Se pone de rodillas, respirando con dificultad. Yo también estoy agotada mientras siento que cada inhalación es un suplicio. Mi costado arde y la sangre sigue fluyendo. Pero antes de que pueda moverse, el sonido de varios disparos lo hace congelarse.
El ruso se queda inmóvil. Sus ojos, desorbitados, me miran con incredulidad, y luego lentamente pierden el brillo. La sangre comienza a manar de su boca, y el cuchillo cae de sus manos antes de que su cuerpo golpee el suelo con un ruido seco.
Levanto la vista y entonces lo veo en medio de la entrada del almacén, entre la penumbra y el humo, está el irlandés. Viste de n***o, su silueta está recortada por la luz del exterior. Pero sé que es él. Lo reconocería incluso entre mil sombras.
Se acerca rápido y su rostro es una máscara fría y asesina.
—¿Estás bien? —inquiere en voz baja y helada.
Niego con la cabeza.
Maldice al ver mi costado. Su gesto cambia; ahora hay algo más que furia. Hay urgencia.
—Sal de aquí, Aurelia.
Lo miro sin entender.
—¿Qué?
—Sal. Ahora —su tono no deja espacio para la discusión. Me ayuda a ponerme de pie. Cada paso es un tormento y avanzo con algo de dificultad, dejando un rastro de sangre sobre el piso. —Espérame en el muelle —ordena.
—¿Pero...?
—¿Quieres que te encuentren aquí? —sus palabras son un látigo.

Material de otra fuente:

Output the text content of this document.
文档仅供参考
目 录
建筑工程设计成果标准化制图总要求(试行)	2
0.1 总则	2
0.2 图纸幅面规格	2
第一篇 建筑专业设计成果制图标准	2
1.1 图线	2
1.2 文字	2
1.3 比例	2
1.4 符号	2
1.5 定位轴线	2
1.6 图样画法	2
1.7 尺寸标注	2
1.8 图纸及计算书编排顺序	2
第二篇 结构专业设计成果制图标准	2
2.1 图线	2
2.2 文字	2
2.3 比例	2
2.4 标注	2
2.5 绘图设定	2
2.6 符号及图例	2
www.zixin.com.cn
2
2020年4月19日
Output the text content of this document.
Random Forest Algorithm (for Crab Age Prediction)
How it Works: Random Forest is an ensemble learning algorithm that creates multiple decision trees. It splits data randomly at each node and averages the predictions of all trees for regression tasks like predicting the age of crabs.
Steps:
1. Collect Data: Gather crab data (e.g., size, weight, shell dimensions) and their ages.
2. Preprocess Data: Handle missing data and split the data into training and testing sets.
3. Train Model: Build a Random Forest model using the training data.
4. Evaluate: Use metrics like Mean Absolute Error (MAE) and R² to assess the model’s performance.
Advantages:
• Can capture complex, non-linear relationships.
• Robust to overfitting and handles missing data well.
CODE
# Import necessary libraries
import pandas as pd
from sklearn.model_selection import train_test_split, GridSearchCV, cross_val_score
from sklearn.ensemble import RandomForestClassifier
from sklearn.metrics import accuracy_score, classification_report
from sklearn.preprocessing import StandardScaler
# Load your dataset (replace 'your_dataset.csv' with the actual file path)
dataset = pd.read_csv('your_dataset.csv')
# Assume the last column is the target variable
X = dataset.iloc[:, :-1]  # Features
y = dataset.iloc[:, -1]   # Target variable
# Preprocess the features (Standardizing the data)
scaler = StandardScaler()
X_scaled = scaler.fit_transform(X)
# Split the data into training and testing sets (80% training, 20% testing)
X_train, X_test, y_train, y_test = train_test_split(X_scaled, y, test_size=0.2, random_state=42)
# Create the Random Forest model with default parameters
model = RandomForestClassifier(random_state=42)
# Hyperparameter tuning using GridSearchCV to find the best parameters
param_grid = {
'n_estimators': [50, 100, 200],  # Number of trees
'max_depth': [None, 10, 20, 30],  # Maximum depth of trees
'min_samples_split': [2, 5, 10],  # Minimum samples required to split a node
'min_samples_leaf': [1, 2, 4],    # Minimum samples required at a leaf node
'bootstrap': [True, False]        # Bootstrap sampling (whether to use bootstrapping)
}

Las puertas del almacén se abren al tiempo que me escondo detrás de unas cajas apiladas. Escucho botas golpear el suelo, voces y órdenes gritadas.
—Baje el arma, oficial —escucho al irlandés decir con firmeza—. Ya bajé la mía. —Miro la puerta trasera y estoy por salir, cuando sus siguientes palabras me atraviesan como una bala. —Soy el agente Collins, de inteligencia —dice en tono serio—. En mi bolsillo izquierdo, encontrará mi credencial.
El mundo se me viene abajo, la sangre abandona mi rostro y siento que podría vomitar en cualquier momento.
—Esto es un operativo del FBI. No tiene jurisdicción sobre esto. —Continúa manteniendo un tono frío y severo.
—Está en mi distrito.
—Llamé a Washington —el tono de irlandés desborda ironía.
—Soy una estúpida —susurro mientras las lágrimas me nublan la visión.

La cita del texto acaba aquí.